In Spellbound, David McKain brings readers inside the secret world of a boy growing up in "God's Country," a small oil-drilling town in the Allegheny Mountains through the forties and fifties. His devoutly religious parents, overwhelmed by their own struggles, relinquished their son's upbringing to the town and the wooded slopes that encircled it.

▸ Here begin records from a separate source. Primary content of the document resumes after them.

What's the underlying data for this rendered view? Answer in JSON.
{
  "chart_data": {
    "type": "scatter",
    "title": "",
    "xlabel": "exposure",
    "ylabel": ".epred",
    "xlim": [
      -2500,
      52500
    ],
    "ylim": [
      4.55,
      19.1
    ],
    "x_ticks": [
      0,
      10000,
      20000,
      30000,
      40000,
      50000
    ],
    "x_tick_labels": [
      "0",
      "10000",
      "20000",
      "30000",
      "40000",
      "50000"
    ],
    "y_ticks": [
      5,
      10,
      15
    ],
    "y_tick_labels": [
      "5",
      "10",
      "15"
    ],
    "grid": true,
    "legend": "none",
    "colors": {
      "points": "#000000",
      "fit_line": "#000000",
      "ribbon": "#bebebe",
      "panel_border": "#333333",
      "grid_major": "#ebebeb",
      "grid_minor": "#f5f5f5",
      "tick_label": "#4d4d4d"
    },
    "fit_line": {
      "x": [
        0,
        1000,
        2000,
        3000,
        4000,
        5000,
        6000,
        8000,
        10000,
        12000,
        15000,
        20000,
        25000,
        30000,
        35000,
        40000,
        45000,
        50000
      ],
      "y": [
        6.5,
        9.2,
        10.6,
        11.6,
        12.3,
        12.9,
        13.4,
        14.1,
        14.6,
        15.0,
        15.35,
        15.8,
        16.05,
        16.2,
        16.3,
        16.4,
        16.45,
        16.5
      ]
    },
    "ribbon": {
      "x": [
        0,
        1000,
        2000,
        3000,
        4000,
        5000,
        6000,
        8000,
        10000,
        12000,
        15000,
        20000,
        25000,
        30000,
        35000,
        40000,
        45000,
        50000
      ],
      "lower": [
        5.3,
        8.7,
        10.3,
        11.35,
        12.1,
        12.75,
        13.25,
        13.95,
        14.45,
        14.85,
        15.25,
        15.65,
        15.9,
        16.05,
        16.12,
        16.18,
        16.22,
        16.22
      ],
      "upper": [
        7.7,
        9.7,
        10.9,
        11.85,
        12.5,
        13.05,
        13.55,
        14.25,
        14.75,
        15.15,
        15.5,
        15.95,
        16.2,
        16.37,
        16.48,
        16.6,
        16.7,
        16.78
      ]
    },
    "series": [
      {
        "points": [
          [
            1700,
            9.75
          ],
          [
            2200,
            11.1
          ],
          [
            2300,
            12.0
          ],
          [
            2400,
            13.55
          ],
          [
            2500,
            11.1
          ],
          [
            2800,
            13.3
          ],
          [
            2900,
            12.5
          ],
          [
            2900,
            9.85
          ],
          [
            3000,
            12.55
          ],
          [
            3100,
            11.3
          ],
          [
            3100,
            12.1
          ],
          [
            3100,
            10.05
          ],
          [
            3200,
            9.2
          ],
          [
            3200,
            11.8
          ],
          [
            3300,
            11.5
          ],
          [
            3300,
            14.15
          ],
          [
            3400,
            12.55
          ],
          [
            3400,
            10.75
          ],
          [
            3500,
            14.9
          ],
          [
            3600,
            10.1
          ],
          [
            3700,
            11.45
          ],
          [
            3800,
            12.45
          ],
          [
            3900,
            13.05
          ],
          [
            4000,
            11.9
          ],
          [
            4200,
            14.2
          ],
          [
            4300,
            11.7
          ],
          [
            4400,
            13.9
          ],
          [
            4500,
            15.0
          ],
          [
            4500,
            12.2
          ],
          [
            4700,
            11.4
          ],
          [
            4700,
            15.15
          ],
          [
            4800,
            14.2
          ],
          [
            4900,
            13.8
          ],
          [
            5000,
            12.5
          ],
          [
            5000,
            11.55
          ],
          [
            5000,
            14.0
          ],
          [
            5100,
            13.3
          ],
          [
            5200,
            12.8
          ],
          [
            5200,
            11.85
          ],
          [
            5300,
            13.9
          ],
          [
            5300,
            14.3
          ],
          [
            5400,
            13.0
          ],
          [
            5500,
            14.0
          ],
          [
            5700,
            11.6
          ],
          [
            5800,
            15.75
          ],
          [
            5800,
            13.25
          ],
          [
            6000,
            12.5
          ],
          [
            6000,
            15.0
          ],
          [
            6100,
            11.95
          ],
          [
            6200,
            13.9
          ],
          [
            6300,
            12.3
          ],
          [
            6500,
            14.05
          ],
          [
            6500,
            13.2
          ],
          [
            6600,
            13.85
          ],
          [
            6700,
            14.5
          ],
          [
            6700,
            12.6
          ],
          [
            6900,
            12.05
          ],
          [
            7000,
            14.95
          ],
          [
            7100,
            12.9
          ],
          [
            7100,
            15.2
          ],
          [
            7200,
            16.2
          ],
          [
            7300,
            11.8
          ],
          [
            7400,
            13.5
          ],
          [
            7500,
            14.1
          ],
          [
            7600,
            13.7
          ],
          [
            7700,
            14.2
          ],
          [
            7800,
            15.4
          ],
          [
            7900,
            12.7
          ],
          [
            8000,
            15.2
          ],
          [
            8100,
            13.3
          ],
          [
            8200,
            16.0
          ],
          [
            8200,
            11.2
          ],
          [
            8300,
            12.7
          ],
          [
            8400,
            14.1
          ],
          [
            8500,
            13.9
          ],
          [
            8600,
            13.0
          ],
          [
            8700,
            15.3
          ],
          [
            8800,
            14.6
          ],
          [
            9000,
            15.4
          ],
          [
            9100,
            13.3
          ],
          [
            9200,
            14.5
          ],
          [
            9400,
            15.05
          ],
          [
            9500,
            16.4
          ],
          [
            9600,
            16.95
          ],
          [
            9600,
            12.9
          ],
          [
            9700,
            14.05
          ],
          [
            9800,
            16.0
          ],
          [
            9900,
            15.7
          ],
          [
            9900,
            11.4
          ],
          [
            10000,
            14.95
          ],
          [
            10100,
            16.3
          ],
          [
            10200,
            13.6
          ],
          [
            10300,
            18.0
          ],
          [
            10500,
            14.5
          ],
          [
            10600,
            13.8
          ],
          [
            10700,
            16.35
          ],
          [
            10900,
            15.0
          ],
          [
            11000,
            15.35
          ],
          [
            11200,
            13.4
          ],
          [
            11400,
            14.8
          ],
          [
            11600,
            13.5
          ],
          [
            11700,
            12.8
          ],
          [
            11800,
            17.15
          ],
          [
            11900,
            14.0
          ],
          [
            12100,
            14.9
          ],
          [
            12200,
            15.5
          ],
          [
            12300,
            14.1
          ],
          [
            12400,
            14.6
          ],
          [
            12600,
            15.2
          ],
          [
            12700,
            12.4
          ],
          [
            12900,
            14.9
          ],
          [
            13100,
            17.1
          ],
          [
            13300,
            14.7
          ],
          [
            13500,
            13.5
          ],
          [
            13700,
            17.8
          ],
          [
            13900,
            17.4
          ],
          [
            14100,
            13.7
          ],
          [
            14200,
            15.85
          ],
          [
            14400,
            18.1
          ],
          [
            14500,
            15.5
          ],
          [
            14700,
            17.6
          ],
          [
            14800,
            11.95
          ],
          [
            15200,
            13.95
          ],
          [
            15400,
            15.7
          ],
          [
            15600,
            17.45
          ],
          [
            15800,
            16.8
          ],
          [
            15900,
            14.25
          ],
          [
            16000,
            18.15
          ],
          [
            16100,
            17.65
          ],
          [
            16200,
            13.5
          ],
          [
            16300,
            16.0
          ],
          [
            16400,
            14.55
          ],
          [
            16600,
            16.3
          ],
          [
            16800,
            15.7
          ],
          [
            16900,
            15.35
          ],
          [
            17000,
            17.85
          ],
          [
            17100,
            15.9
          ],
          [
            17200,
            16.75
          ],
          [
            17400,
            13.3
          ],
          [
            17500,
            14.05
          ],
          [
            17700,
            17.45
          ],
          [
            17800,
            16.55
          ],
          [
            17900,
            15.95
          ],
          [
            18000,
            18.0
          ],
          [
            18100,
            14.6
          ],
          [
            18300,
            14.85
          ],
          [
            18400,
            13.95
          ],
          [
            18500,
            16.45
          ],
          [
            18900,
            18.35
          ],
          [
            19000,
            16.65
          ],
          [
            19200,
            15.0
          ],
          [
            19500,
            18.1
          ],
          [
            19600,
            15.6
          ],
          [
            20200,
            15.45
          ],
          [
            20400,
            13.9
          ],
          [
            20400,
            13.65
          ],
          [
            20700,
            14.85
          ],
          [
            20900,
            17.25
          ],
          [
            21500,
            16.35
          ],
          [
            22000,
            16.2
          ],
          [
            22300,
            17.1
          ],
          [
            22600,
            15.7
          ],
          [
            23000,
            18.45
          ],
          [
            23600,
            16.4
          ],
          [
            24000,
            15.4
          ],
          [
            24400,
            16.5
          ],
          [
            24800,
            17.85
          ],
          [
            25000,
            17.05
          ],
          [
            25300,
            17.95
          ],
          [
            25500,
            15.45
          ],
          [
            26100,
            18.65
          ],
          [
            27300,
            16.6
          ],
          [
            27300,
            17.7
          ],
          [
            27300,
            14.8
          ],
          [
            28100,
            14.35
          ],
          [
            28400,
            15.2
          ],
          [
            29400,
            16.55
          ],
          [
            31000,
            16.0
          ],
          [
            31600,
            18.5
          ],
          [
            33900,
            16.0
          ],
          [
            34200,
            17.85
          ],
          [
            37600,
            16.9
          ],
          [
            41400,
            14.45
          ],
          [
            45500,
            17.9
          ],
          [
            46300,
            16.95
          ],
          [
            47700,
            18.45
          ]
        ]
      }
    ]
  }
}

Cutting school, straying from Boy Scouts, dropping out of church choir, McKain maneuvered away from control and into the joys and trials of adolescent discovery. Winner of the Association of Writers & Writing Programs Award for Creative Nonfiction, Spellbound is an unforgettable story of a family enmeshed in tenderness and poverty, faith, and affliction.
PUBLISHERS WEEKLY
A reminiscence by poet McKain on his boyhood during the '40s and '50s in a Pennsylvania mountain town, this tale is remarkable for the author's portraits of his parents. A lay preacher and an ex-minister fallen on hard times, they were furiously at odds in a marriage aptly summed up by the father's recurrent ``falling sickness.'' Seemingly incurable, the epileptic attacks battered and baffled all concerned. Equally mysterious was the father's violent rage, unleashed without warning on wife and son. A flamboyant, enigmatic figure who frequently left home for long periods to live apart from his family, he fascinated his son, who eventually learned to break the ``spell'' by writing in memory of him. Until then, ``I guarded my inner life by observing what was going on around me,'' McKain comments. Many of his observations, however, lack the vivid sense of witness present in his writing on his parents, making long stretches of this coming-of-age story seem generic. But at its best, the memoir has the force of fact told with the persuasiveness of fiction.